Sandwich (Robust) Variance

\[ \widehat{\text{Var}}(\hat{\boldsymbol{\beta}}) = \mathbf{B}^{-1} \mathbf{M} \mathbf{B}^{-1} \]

\(\mathbf{B} = \displaystyle\sum_i \mathbf{D}_i^\top \mathbf{V}_i^{-1} \mathbf{D}_i\) (the bread -> model-based information)
\(\mathbf{M} = \displaystyle\sum_i \mathbf{D}_i^\top \mathbf{V}_i^{-1} \widehat{\text{Cov}}(\mathbf{Y}_i) \mathbf{V}_i^{-1} \mathbf{D}_i\) (the meat -> empirical)

🥖 Bread (Model-Based)

Comes from the assumed model
Uses design matrix (X) and weights (W)
Represents: > “How precise estimates would be if the model were correct”

🥩 Meat (Data-Based)

Comes from observed residual variability
Uses cluster-level contributions ( _i )
Represents: > “How much variability we actually saw in the data”

🧠 Intuition

Bread = theory
Meat = reality
Sandwich = robust standard errors

Key insight: model gives the structure, the data gives the variability. The sandwich estimator combines both to give us robust standard errors.

When to use?

Not only based on the type of mean structure (marginal vs conditional) but also based on the number of clusters!!!
Generally, it is advised to have MANY CLUSTERS for the sandwich estimator to perform well. A common rule of thumb is at least 40 clusters. With fewer clusters, the sandwich estimator can be biased and produce anti-conservative confidence intervals (too narrow).

Warning

With only \(K = 21\) clusters, the sandwich estimator may be anti-conservative (too narrow CIs). Small-sample corrections (e.g., std.err = "jack" in geepack) are advisable.

The Paper’s Model Specification

Note

Note: Gleim et al. (2014) do not provide an explicit model equation. The following is an inferred defensible specification based on their Methods section (p. 3).

\[ \log\!\bigl(E[\text{ticks}_{it}]\bigr) = \beta_0 + \beta_1\,\text{BurnRegime}_i + \beta_2\,\text{HostAbundance}_{it} + \beta_3\,\text{Canopy}_{it} + \beta_4\,\text{Season}_{it} + \cdots \]

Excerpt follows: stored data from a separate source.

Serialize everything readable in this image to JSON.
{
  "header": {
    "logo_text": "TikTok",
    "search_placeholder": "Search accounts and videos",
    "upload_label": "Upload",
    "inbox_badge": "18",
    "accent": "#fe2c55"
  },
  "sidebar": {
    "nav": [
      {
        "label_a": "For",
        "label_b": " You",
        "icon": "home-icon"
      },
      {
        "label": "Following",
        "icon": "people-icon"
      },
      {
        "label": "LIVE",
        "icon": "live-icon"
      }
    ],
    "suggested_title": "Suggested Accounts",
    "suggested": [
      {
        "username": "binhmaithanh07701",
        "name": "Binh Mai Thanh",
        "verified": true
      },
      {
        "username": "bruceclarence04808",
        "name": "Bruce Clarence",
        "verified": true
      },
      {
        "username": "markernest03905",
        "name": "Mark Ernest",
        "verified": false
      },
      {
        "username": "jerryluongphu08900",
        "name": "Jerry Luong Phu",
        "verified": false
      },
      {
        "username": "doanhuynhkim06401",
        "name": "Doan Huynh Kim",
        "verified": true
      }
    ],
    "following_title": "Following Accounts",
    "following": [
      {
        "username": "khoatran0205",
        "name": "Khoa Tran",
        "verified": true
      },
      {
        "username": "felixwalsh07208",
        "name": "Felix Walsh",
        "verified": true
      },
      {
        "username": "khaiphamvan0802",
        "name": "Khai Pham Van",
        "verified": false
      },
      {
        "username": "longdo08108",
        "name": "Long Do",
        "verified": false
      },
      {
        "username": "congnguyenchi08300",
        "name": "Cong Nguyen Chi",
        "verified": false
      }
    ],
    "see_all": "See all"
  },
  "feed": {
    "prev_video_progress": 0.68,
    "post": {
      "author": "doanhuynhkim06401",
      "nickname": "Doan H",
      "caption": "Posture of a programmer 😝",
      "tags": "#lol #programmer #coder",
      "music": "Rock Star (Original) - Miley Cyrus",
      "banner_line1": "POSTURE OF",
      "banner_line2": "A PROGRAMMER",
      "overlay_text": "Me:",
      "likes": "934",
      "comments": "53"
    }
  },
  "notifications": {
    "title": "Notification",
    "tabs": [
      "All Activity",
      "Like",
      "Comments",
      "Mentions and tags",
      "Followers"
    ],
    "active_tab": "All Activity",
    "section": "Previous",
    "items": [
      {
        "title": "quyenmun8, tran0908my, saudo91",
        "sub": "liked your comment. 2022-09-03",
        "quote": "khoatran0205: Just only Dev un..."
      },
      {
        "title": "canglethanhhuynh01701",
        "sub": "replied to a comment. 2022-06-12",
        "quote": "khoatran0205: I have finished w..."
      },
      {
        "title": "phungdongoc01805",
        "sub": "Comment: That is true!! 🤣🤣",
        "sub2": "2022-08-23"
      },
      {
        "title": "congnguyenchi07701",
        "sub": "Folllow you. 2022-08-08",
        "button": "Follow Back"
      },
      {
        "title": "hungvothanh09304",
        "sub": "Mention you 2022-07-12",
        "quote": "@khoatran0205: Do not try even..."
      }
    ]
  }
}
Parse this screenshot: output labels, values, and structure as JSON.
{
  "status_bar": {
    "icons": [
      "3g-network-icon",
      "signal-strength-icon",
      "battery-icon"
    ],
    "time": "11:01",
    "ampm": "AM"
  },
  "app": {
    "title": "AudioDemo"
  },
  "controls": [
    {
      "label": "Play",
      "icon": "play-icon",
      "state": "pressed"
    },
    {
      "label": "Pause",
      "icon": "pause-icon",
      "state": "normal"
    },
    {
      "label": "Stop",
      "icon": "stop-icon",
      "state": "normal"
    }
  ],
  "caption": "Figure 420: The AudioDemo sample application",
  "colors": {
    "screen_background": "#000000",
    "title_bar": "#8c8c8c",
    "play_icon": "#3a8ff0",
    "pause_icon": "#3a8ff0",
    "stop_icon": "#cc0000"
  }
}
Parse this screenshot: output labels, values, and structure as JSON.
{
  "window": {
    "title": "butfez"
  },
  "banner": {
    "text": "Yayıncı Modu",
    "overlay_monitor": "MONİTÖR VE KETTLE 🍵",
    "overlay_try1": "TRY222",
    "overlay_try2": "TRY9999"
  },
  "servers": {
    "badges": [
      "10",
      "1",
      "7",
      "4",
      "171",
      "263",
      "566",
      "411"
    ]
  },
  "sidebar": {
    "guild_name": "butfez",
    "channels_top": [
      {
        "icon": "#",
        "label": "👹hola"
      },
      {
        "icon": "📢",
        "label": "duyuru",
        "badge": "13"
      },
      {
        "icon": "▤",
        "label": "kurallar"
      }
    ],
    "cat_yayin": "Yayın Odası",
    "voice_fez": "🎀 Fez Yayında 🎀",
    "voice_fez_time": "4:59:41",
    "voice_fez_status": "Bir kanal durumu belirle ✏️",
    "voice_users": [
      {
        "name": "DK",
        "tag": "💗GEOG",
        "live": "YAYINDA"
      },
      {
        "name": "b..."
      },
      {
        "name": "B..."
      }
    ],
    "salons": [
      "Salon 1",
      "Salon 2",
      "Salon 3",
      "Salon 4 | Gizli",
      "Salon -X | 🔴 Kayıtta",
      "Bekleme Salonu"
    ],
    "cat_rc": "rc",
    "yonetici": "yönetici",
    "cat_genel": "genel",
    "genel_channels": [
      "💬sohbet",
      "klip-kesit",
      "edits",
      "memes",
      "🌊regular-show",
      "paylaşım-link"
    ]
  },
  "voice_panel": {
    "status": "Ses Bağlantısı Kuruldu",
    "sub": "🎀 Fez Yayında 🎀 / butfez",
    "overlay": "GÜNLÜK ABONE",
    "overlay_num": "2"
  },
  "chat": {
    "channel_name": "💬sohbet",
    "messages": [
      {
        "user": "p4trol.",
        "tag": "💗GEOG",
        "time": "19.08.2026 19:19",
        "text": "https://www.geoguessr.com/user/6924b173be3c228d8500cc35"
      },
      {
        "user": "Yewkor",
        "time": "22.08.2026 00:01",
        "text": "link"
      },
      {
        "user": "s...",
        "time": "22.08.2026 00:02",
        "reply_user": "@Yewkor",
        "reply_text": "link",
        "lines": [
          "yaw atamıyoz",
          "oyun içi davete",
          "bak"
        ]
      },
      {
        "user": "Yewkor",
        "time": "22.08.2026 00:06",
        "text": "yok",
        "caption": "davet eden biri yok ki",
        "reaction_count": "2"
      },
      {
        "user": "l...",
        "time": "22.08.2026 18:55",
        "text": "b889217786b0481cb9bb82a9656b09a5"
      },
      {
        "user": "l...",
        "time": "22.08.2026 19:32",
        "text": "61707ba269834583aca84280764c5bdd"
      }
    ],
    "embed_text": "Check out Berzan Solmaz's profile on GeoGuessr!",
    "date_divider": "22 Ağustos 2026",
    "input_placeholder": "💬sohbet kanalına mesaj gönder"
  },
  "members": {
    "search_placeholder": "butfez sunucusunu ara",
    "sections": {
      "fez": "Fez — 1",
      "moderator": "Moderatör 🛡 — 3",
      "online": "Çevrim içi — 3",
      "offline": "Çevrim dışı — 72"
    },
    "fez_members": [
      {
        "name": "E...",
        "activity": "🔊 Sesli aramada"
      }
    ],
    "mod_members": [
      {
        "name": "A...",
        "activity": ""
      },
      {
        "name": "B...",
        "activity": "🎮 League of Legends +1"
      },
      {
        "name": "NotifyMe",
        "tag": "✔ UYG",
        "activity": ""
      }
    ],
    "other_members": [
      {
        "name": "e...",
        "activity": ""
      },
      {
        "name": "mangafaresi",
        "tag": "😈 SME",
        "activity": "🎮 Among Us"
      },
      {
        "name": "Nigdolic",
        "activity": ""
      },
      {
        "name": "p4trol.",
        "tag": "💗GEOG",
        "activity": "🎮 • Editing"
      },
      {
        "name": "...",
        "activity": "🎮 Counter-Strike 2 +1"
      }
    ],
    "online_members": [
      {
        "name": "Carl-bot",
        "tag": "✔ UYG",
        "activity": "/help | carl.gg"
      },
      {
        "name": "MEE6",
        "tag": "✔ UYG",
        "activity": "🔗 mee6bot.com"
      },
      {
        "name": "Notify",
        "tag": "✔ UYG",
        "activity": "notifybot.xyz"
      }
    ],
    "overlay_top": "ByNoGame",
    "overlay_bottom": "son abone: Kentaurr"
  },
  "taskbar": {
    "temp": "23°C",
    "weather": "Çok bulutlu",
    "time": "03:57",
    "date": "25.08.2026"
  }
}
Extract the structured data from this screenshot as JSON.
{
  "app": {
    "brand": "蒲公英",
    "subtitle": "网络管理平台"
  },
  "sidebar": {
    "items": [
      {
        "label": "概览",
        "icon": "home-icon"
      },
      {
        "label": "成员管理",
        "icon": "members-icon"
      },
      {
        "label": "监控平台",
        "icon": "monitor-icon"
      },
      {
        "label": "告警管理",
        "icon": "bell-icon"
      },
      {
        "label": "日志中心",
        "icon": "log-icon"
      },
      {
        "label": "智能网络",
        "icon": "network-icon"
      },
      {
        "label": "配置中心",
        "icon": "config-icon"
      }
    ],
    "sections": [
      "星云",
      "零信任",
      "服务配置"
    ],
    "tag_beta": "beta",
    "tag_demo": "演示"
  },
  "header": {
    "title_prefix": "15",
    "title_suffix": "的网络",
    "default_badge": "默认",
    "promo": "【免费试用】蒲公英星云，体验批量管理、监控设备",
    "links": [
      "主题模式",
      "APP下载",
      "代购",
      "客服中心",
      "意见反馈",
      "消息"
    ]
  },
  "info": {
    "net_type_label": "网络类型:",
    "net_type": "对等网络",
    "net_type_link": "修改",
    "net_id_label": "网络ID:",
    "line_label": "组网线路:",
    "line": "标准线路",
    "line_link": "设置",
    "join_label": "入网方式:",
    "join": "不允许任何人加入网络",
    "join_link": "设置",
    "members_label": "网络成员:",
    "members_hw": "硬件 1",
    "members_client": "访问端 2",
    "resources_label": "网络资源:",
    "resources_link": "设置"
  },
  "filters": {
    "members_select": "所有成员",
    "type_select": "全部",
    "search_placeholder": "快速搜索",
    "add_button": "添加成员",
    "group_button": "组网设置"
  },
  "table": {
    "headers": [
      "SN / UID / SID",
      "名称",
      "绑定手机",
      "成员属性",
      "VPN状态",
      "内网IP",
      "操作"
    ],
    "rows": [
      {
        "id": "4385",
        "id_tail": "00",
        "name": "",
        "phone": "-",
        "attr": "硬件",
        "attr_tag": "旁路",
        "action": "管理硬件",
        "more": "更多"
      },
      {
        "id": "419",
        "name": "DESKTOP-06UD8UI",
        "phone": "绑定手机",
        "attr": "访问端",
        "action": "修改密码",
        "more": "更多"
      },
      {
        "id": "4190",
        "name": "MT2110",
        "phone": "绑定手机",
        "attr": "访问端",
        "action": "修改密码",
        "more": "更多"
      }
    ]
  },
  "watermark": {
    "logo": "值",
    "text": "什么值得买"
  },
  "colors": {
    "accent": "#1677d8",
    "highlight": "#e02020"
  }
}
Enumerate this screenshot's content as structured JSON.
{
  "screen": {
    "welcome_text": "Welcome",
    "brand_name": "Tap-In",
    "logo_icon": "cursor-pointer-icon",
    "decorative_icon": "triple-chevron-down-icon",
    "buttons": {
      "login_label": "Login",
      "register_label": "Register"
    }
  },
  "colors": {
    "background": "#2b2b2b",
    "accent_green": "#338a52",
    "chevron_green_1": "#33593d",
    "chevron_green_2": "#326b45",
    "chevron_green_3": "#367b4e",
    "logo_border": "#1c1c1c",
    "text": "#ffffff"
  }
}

Family: Negative binomial (overdispersed counts; 47,185 total; 99% A. americanum)
Link: Log (counts → multiplicative effects on tick abundance)
Correlation: Exchangeable (equal correlation among all 24 monthly observations per plot)
Clusters: 21 plots (7.2–78.9 ha); ≥10 years of consistent burn management
Predictors: Burn regime (BB, BUB, UBB, UBUB), host abundance (cameras), canopy closure, tree density, ground cover, temperature, precipitation

Working Correlation Structures

Structure	Formula	Assumption	Best for…
Independence	\(R = I\)	Zero correlation	Sensitivity check; large \(K\)
Exchangeable	\(\text{Corr}(Y_{it}, Y_{is}) = \alpha\)	Equal correlation at all lags	Short series; random effects analogy
AR(1)	\(\text{Corr}(Y_{it}, Y_{is}) = \alpha^{\|t-s\|}\)	Correlation decays with lag	Time series; seasonal ecological data

For monthly tick counts over 2 years, AR(1) is more ecologically realistic than exchangeable - but GEE estimates are consistent under either.

Model selection: Use QIC (quasi-likelihood under independence model criterion) to compare working correlation structures.

How to run it?

In R, you can use the geepack package:

library(geepack)

fit_gee <- geeglm(
  y ~ x1 + x2 + time,
  id      = subject_id,          # cluster / repeated unit
  data    = dat,
  family  = binomial(link="logit"),
  corstr  = "ar1"                 # working AR(1)
)

summary(fit_gee)

Group Worksheet Critique - 0:55–1:05 (10 min)

Format: Small groups (2–3 students)

Instructions: 1. Each group gives 3 specific critiques of the paper as if you were a reviewer

Before You Leave

On an index card :

1. What is the single most important thing you learned about GEE today?

2. What is one question you still have about GEE or do you think you could apply GEE to your own research data?

Be specific. “I learned GEE exists” is not an acceptable answer for question 1.